Minnesota nurses respond as Mayo Clinic warns about proposed legislation

The Minnesota Nurses Association responded on Monday to warnings from the Mayo Clinic that it may move planned investments in Minnesota to other states if two bills working their way through the legislature are passed.

The bills hope to increase nurse staffing levels and lower healthcare costs. However, the Mayo Clinic is worried parts of the bill could have unintended impacts. According to a Minnesota Reformer report, the Mayo Clinic is threatening to scale back investments in Minnesota if the bill becomes law.

According to the report, a Mayo lobbyist emailed Governor Walz's office last week, upset that lawmakers had not considered compromises proposed by Mayo. The message warned that the passage of the bill could result in Mayo scaling back its billion-dollar construction plan.

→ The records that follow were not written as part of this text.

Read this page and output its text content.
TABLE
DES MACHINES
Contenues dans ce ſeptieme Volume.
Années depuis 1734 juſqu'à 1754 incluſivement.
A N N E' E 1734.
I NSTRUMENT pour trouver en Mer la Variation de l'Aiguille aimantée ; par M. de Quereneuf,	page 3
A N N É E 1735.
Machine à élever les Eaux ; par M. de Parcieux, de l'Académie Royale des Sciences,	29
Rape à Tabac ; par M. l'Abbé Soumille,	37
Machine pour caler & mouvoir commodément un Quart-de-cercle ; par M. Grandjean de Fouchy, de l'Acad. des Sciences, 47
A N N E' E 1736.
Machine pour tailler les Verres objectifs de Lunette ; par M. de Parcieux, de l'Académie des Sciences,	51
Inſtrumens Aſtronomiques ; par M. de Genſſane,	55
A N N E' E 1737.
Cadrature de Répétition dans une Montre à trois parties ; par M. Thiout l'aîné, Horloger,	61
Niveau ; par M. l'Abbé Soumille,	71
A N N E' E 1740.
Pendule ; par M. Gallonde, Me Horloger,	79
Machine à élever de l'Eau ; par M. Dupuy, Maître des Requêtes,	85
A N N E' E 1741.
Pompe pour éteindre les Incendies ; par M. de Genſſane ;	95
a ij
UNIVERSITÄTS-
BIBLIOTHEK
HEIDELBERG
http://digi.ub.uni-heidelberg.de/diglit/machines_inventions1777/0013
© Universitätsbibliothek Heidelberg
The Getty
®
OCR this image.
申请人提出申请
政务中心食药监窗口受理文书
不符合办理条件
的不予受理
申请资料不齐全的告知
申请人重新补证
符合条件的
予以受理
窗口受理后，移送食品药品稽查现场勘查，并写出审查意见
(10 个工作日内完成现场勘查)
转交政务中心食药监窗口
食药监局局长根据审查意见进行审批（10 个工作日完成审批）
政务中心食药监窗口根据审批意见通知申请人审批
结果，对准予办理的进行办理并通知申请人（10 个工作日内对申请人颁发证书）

"Because these bills continue to proceed without meaningful and necessary changes to avert their harms to Minnesotans, we cannot proceed with seeking approval to make this investment in Minnesota," reads the message, as quoted by the Reformer. "We will need to direct this enormous investment to other states."

In a statement last week, the Minnesota Nurses Association referred to Mayo's message as "blackmail tactics." Speaking on Monday, the nurses again criticized Mayo leaders for trying to alter the legislation.

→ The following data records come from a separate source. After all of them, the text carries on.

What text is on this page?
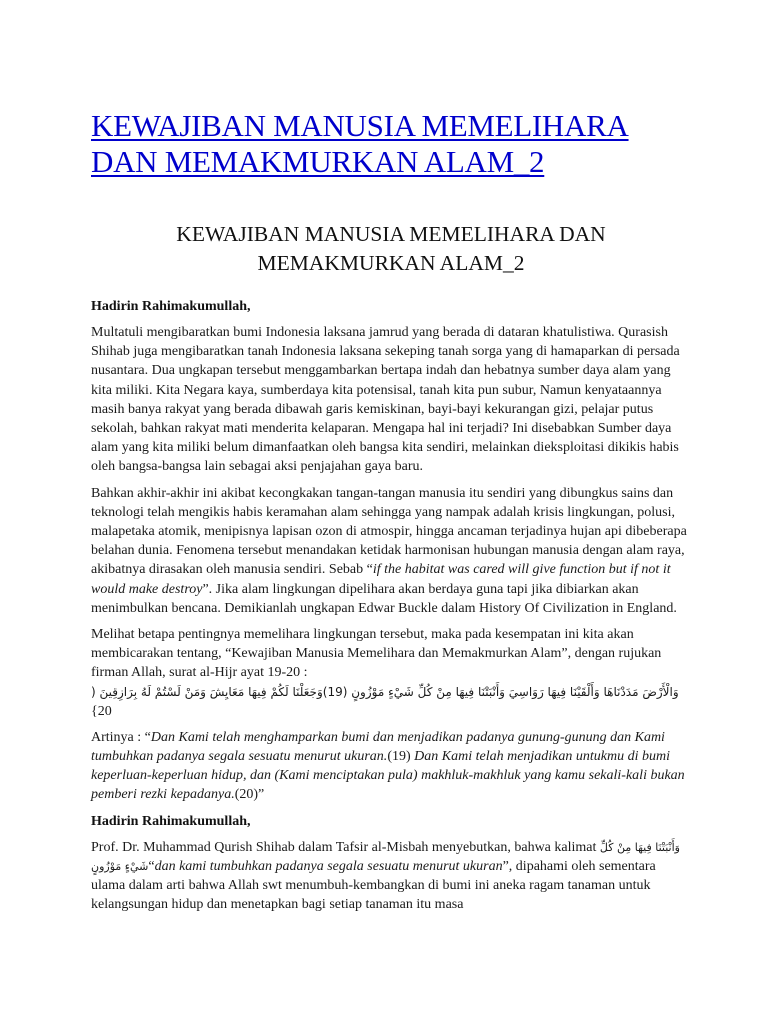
KEWAJIBAN MANUSIA MEMELIHARA
DAN MEMAKMURKAN ALAM_2
KEWAJIBAN MANUSIA MEMELIHARA DAN
MEMAKMURKAN ALAM_2
Hadirin Rahimakumullah,

Multatuli mengibaratkan bumi Indonesia laksana jamrud yang berada di dataran khatulistiwa. Qurasish Shihab juga mengibaratkan tanah Indonesia laksana sekeping tanah sorga yang di hamaparkan di persada nusantara. Dua ungkapan tersebut menggambarkan bertapa indah dan hebatnya sumber daya alam yang kita miliki. Kita Negara kaya, sumberdaya kita potensisal, tanah kita pun subur, Namun kenyataannya masih banya rakyat yang berada dibawah garis kemiskinan, bayi-bayi kekurangan gizi, pelajar putus sekolah, bahkan rakyat mati menderita kelaparan. Mengapa hal ini terjadi? Ini disebabkan Sumber daya alam yang kita miliki belum dimanfaatkan oleh bangsa kita sendiri, melainkan dieksploitasi dikikis habis oleh bangsa-bangsa lain sebagai aksi penjajahan gaya baru.

Bahkan akhir-akhir ini akibat kecongkakan tangan-tangan manusia itu sendiri yang dibungkus sains dan teknologi telah mengikis habis keramahan alam sehingga yang nampak adalah krisis lingkungan, polusi, malapetaka atomik, menipisnya lapisan ozon di atmospir, hingga ancaman terjadinya hujan api dibeberapa belahan dunia. Fenomena tersebut menandakan ketidak harmonisan hubungan manusia dengan alam raya, akibatnya dirasakan oleh manusia sendiri. Sebab “if the habitat was cared will give function but if not it would make destroy”. Jika alam lingkungan dipelihara akan berdaya guna tapi jika dibiarkan akan menimbulkan bencana. Demikianlah ungkapan Edwar Buckle dalam History Of Civilization in England.

Melihat betapa pentingnya memelihara lingkungan tersebut, maka pada kesempatan ini kita akan membicarakan tentang, “Kewajiban Manusia Memelihara dan Memakmurkan Alam”, dengan rujukan firman Allah, surat al-Hijr ayat 19-20 :

وَالْأَرْضَ مَدَدْنَاهَا وَأَلْقَيْنَا فِيهَا رَوَاسِيَ وَأَنْبَتْنَا فِيهَا مِنْ كُلِّ شَيْءٍ مَوْزُونٍ (19)وَجَعَلْنَا لَكُمْ فِيهَا مَعَايِشَ وَمَنْ لَسْتُمْ لَهُ بِرَازِقِينَ (

{20

Artinya : “Dan Kami telah menghamparkan bumi dan menjadikan padanya gunung-gunung dan Kami tumbuhkan padanya segala sesuatu menurut ukuran.(19) Dan Kami telah menjadikan untukmu di bumi keperluan-keperluan hidup, dan (Kami menciptakan pula) makhluk-makhluk yang kamu sekali-kali bukan pemberi rezki kepadanya.(20)”

Hadirin Rahimakumullah,

Prof. Dr. Muhammad Qurish Shihab dalam Tafsir al-Misbah menyebutkan, bahwa kalimat	وَأَنْبَتْنَا فِيهَا مِنْ كُلِّ شَيْءٍ مَوْزُونٍ“dan kami tumbuhkan padanya segala sesuatu menurut ukuran”, dipahami oleh sementara ulama dalam arti bahwa Allah swt menumbuh-kembangkan di bumi ini aneka ragam tanaman untuk kelangsungan hidup dan menetapkan bagi setiap tanaman itu masa
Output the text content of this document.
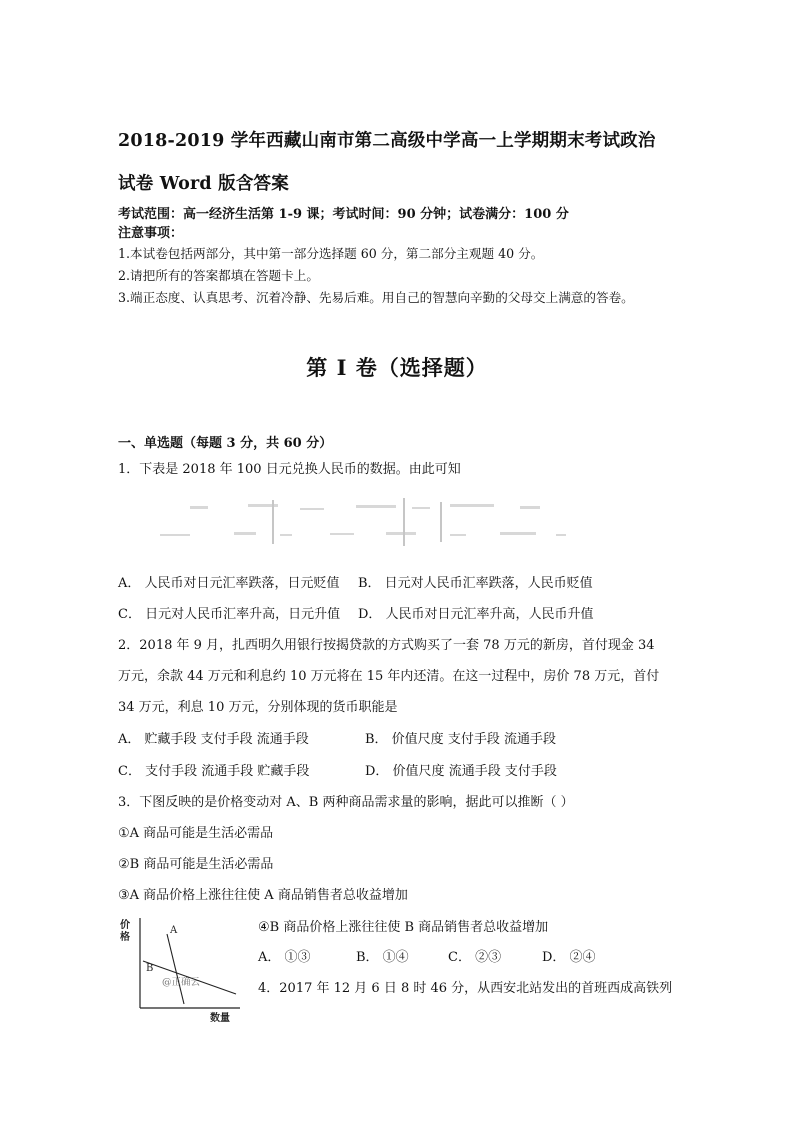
2018-2019 学年西藏山南市第二高级中学高一上学期期末考试政治
试卷 Word 版含答案
考试范围：高一经济生活第 1-9 课；考试时间：90 分钟；试卷满分：100 分
注意事项：
1.本试卷包括两部分，其中第一部分选择题 60 分，第二部分主观题 40 分。
2.请把所有的答案都填在答题卡上。
3.端正态度、认真思考、沉着冷静、先易后难。用自己的智慧向辛勤的父母交上满意的答卷。
第 I 卷（选择题）
一、单选题（每题 3 分，共 60 分）
1．下表是 2018 年 100 日元兑换人民币的数据。由此可知
A． 人民币对日元汇率跌落，日元贬值 B． 日元对人民币汇率跌落，人民币贬值
C． 日元对人民币汇率升高，日元升值 D． 人民币对日元汇率升高，人民币升值
2．2018 年 9 月，扎西明久用银行按揭贷款的方式购买了一套 78 万元的新房，首付现金 34
万元，余款 44 万元和利息约 10 万元将在 15 年内还清。在这一过程中，房价 78 万元，首付
34 万元，利息 10 万元，分别体现的货币职能是
A． 贮藏手段 支付手段 流通手段	B． 价值尺度 支付手段 流通手段
C． 支付手段 流通手段 贮藏手段	D． 价值尺度 流通手段 支付手段
3．下图反映的是价格变动对 A、B 两种商品需求量的影响，据此可以推断（ ）
①A 商品可能是生活必需品
②B 商品可能是生活必需品
③A 商品价格上涨往往使 A 商品销售者总收益增加
价
格
A
B
@正确云
数量
④B 商品价格上涨往往使 B 商品销售者总收益增加
A． ①③	B． ①④	C． ②③	D． ②④
4．2017 年 12 月 6 日 8 时 46 分，从西安北站发出的首班西成高铁列
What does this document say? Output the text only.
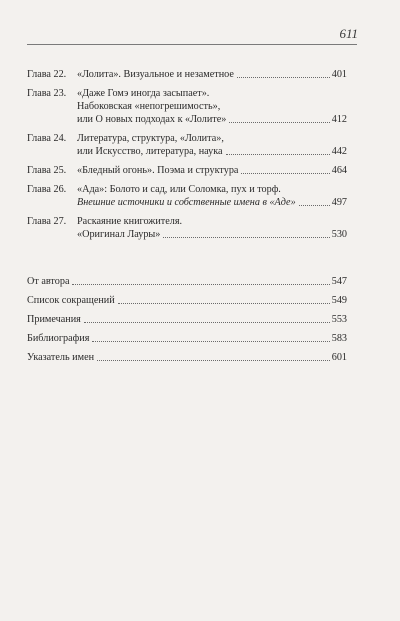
611
Глава 22. «Лолита». Визуальное и незаметное	401
Глава 23. «Даже Гомэ иногда засыпает».
Набоковская «непогрешимость»,
или О новых подходах к «Лолите»	412
Глава 24. Литература, структура, «Лолита»,
или Искусство, литература, наука	442
Глава 25. «Бледный огонь». Поэма и структура	464
Глава 26. «Ада»: Болото и сад, или Соломка, пух и торф.
Внешние источники и собственные имена в «Аде»	497
Глава 27. Раскаяние книгожителя.
«Оригинал Лауры»	530
От автора	547
Список сокращений	549
Примечания	553
Библиография	583
Указатель имен	601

"Corporate health executives, like those at the Mayo Clinic, don't want to face the hard truth. That it is the unsafe, profit-driven staffing reductions that they are implementing that is causing this staffing crisis," one speaker said.

"When nurses don't have time to spend with patients, serious symptoms slip through the cracks and they suffer. And very bad things can happen very quickly," added Carrie Mortrud with the Minnesota Nurses Association.

In response, a representative from the Mayo Clinic wrote:

"We are disappointed with bill authors in the time being spent on a press conference when we could be using this time to make progress on a solution. Mayo remains committed to engaging with policymakers and other partners on legislation that will be in the best interests of patients, staff, the state and Mayo Clinic.

"Mayo Clinic has worked with policymakers for several months on proposed changes to the Keeping Nurses at the Bedside Act legislation that would provide a more comprehensive approach to address nursing shortages while ensuring Mayo Clinic can continue to fulfill its mission. We value input from our nurses – it is core to our staffing model. We agree our nursing staff face many challenges; however, we believe this bill does little to address the real challenge – recruitment and retention of the health care workers and staff Minnesotans need."

The bills are in the last stages of negotiations between House and Senate leaders.